Un journaliste du "Monde" mis sur écoute par une juge

Les conversations d'un journaliste du Monde ont été écoutées pendant un mois par la police, sur ordre d'une juge, révèle lundi le quotidien. - -
C'est une affaire à retardement. Les conversations d'un journaliste du Monde ont été écoutées pendant un mois par la police, sur ordre d'une juge, révèle lundi le quotidien.
Les faits remontent à 2009 mais, comme l'indique Franck Johannès dans Le Monde daté de mardi, les avocats du journal n'en ont eu vent qu'en juillet dernier, quand ils ont pu accéder au dossier.
Le grand quotidien du soir doit déposer cette semaine une requête en nullité devant la chambre de l'instruction de la cour d'appel de Paris.

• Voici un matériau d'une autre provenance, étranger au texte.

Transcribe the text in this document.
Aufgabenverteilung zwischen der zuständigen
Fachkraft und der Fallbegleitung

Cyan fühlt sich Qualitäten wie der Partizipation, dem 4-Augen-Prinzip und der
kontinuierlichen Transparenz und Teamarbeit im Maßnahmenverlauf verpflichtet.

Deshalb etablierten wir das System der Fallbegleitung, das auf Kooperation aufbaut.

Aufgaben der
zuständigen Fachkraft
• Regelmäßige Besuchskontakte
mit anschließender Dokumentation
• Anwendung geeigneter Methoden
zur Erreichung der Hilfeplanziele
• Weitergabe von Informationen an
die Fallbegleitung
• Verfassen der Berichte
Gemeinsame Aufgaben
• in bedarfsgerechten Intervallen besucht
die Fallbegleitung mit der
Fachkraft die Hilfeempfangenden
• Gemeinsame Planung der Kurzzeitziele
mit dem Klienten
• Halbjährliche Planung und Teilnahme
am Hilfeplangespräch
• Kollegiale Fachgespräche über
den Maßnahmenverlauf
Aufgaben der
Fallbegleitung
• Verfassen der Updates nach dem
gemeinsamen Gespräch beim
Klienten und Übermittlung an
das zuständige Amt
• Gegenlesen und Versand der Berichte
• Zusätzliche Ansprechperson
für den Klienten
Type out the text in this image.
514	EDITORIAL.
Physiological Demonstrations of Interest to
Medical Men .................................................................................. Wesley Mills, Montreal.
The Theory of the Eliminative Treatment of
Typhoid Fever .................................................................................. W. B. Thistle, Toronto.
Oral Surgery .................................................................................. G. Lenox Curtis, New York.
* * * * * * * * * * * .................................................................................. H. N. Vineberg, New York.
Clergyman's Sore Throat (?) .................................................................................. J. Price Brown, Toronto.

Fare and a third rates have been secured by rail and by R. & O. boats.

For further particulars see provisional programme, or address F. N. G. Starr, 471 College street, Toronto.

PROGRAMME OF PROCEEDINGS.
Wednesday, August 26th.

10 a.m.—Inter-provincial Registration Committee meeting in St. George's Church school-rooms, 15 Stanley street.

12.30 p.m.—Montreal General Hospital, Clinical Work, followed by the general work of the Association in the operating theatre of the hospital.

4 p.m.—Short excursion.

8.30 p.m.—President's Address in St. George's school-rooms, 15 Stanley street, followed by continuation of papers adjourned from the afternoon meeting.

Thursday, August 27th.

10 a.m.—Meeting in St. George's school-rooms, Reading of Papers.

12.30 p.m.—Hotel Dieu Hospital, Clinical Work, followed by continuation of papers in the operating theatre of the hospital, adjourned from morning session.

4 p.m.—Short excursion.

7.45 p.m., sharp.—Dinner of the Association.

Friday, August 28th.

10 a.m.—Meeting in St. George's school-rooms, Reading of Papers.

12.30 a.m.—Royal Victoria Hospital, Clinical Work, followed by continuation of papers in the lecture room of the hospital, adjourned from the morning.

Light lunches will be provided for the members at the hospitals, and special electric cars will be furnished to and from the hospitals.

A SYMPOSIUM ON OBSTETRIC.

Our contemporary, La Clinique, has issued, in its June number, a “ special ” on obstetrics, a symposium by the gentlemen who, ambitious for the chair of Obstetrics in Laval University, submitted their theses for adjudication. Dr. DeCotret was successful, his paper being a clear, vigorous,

A l'origine de l'affaire, un article sur le "gang des barbares", signé Piotr Smolar et Gérard Davet, publié le 21 mars 2006 dans les colonnes du Monde, intitulé "Meurtre d'Ilan Halimi: le récit des geôliers". On y découvre le calvaire du jeune Ilan Halimi, enlevé et torturé pendant trois semaines par la bande de Youssouf Fofana, parce qu'il était juif. Le papier s'était appuyé sur les auditions des suspects devant la brigade criminelle.
"Violation du secret de l'enquête et de l'instruction"
Or, une des personnes citées dans l'article et condamnée à quinze ans de réclusion, a déposé plainte avec constitution de partie civile le 10 avril 2006, arguant qu'"eu égard à la précision des propos rapportés par les journalistes, ceux-ci avaient nécessairement eu communication en violation du secret de l'enquête et de l'instruction de procès-verbaux issus de l'enquête".
La juge Michèle Ganascia, chargée du dossier, saisit alors l'IGS; le commandant de la police des polices obtient la liste des appels des deux journalistes auprès du directeur de France Télécom. Cela lui permet d'établir un lien entre les journalistes et l'avocat de la jeune femme, qui a eu accès au dossier juste avant la parution de l'article.
Par une commission rogatoire du 26 février 2009, la juge décide alors de faire placer le co-auteur de l'article, Gérard Davet, sur écoute pendant un mois. Le commandant de l'IGS écoute ainsi toutes les conversations du journaliste. "Il a tout entendu de ses contacts, alors que le reporter travaillait sur d'autres affaires sensibles, il n'a rien ignoré de ses coups de fil à sa femme, avocate, et dont le statut est également protégé, à ses enfants, à son plombier, à son journal", relate Franck Johannès dans son papier.
Une entorse au secret des sources
Après avoir auditionné Gérard Davet, qui avait invoqué le secret des sources, la juge a prononcé un non-lieu le 16 juillet 2010. La cour d'appel a cependant ordonné la poursuite de l'information, qui a été confiée à une autre juge, Saïda Kelati.
Le 4 juillet dernier, Gérard Davet a été entendu sous le statut de témoin assisté. L'un des avocats du Monde a alors découvert les écoutes, en consultant le dossier du journaliste.
Le Monde indique que "le parquet de Paris a réclamé un non-lieu le 23 août, faute de charges suffisantes et vu les atteintes au secret des sources". Les avocats du journaliste et du quotidien vont déposer une demande en nullité de la procédure, avant de pouvoir déposer plainte à leur tour.